Bugüne kadar olanlara bakarak bundan sonra olacakları görmek büyük bir yetenek olmasa gerek. Her şey ortada, görebilen akıl çayın da sonunu gördüğünü söylüyor.Bu sene yaş çaya teşvik dâhil verilen 110 kuruş. Bu rakam geçtiğimiz yıl yine teşvik dahil 100 kuruştu. Yani bir lira, yani bir ekmek. Şu günlerde çay üreticisinin cep telefonlarına özel şirketlerden gelen mesaj" çayını getir brüt 70 kuruş, bazıları da 75-80 kuruş verelim" diyor. Yani ekmek azalıyor…

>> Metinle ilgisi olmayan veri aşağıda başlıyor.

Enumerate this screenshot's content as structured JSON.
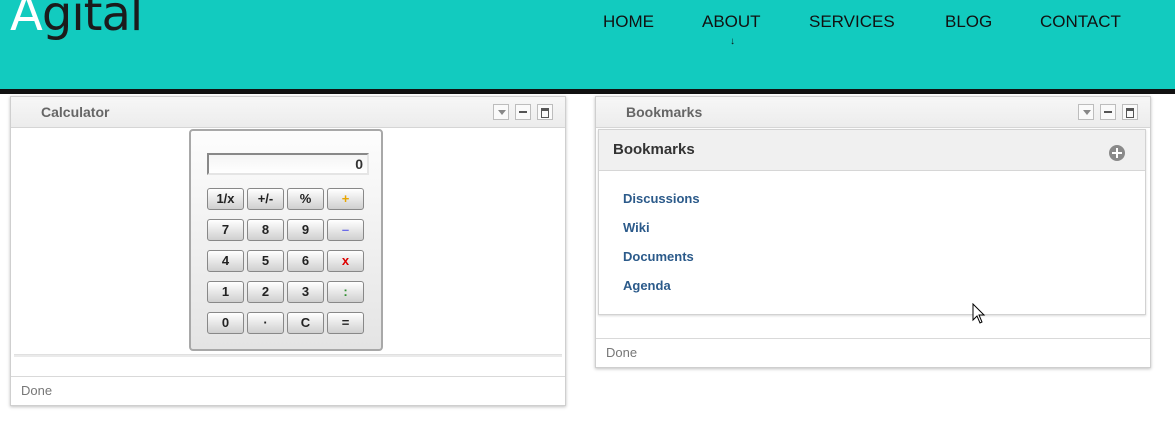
{
  "header": {
    "logo_first": "A",
    "logo_rest": "gital",
    "nav": [
      "HOME",
      "ABOUT",
      "SERVICES",
      "BLOG",
      "CONTACT"
    ],
    "about_arrow": "↓",
    "bg_color": "#12cbbf"
  },
  "calculator_portlet": {
    "title": "Calculator",
    "display": "0",
    "keys": [
      "1/x",
      "+/-",
      "%",
      "+",
      "7",
      "8",
      "9",
      "–",
      "4",
      "5",
      "6",
      "x",
      "1",
      "2",
      "3",
      ":",
      "0",
      "·",
      "C",
      "="
    ],
    "status": "Done"
  },
  "bookmarks_portlet": {
    "title": "Bookmarks",
    "box_title": "Bookmarks",
    "links": [
      "Discussions",
      "Wiki",
      "Documents",
      "Agenda"
    ],
    "status": "Done"
  }
}
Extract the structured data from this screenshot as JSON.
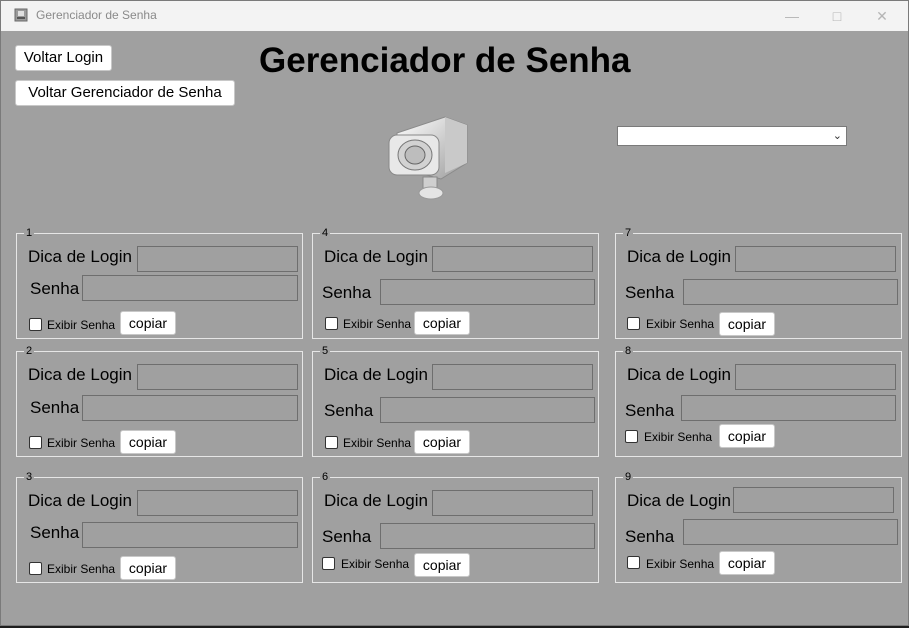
{
  "window": {
    "title": "Gerenciador de Senha"
  },
  "header": {
    "title": "Gerenciador de Senha",
    "back_login_label": "Voltar Login",
    "back_manager_label": "Voltar Gerenciador de Senha"
  },
  "dropdown": {
    "selected": ""
  },
  "labels": {
    "login_hint": "Dica de Login",
    "password": "Senha",
    "show_password": "Exibir Senha",
    "copy": "copiar"
  },
  "groups": [
    {
      "number": "1"
    },
    {
      "number": "2"
    },
    {
      "number": "3"
    },
    {
      "number": "4"
    },
    {
      "number": "5"
    },
    {
      "number": "6"
    },
    {
      "number": "7"
    },
    {
      "number": "8"
    },
    {
      "number": "9"
    }
  ]
}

Çünkü çay üreticisi ancak kayıtlı olduğu kadar çayını devlete satabiliyor. Kalanını denize dökemeyeceğine göre cep telefonuna kim en yüksek paralı mesajı gönderiyorsa ona gidiyor. Ve elindeki çayı kaça mal ettiğine bakmadan satmak zorunda kalıyor. Her zaman üreticinin aleyhine olan bu ve bunun gibi ürün fiyatlandırma politikalarını çok gördük ve yaşadık. Sadece buradan yola çıkarak çayın sonunun geldiğini söylemiyorum. Bu sona giden yolun bilinen ama nedense farkında olunamayan bir yolu. Bunu göremeyenler olabilir.

Ardeşen' in Doğanay Köyü muhtarı ve aynı zamanda çay üreticisi de olan Turan Selimoğlu ellerindeki çayı ucuz-mucuz bir şekilde sattıklarına bile şu günlerde şükrediyor. Diyor ki muhtar, bırak çayı toprağımızı elimizden alıyorlar…

1951 yılında zamanın Cumhurbaşkanı'nın imzası ile Resmi Gazete'de yayınlanan yasa ile tarım arazisi olarak sahip oldukları topraklar, 50 yıl sonra bugün orman vasfı kazandığı gerekçesi ile ellerinden alınıyor.  Ağırlıklı olarak Ardeşen, Pazar ve Fındıklı'da yaşanan bu olaylar da köylü her seferinde haksız çıkmış, hak arama çabaları mahkeme masrafı olarak kendilerine geri dönmüş.

Özellikle Rize bölgesinde arazinin yüzde 80'nine sadece çay dikebilir ve üretebilirsiniz. Yeni çay ekim alanlarını denizde yapamayacağınıza göre bu topraklara ihtiyacınız var. Ama gelin görün ki Karadeniz'in en haşarı çocuğu 'kızılağaç' tarım arazilerinin her santimine hakim olmuş. Kızılağaç öylesine bir ağaç türü ki odundan başka hiçbir işe yaramadığı gibi ot gibi birkaç ayda metrelerce büyür ve kendiliğinden çoğalır gider.

"Şimdi kızılağaç mı, çay mı?" diye soruyu soralım. Devletin bölgedeki bilirkişileri 'kızılağaç' diyor.  1951'li yıllarda tarım arazisi olarak kendilerine verilen ve bugün kızılağaçların hâkim olduğu orman vasfına dönüşen arazi sahipleri de 'çay' diyor. Bir soru daha soralım,  Çayın sonu mu görünüyor?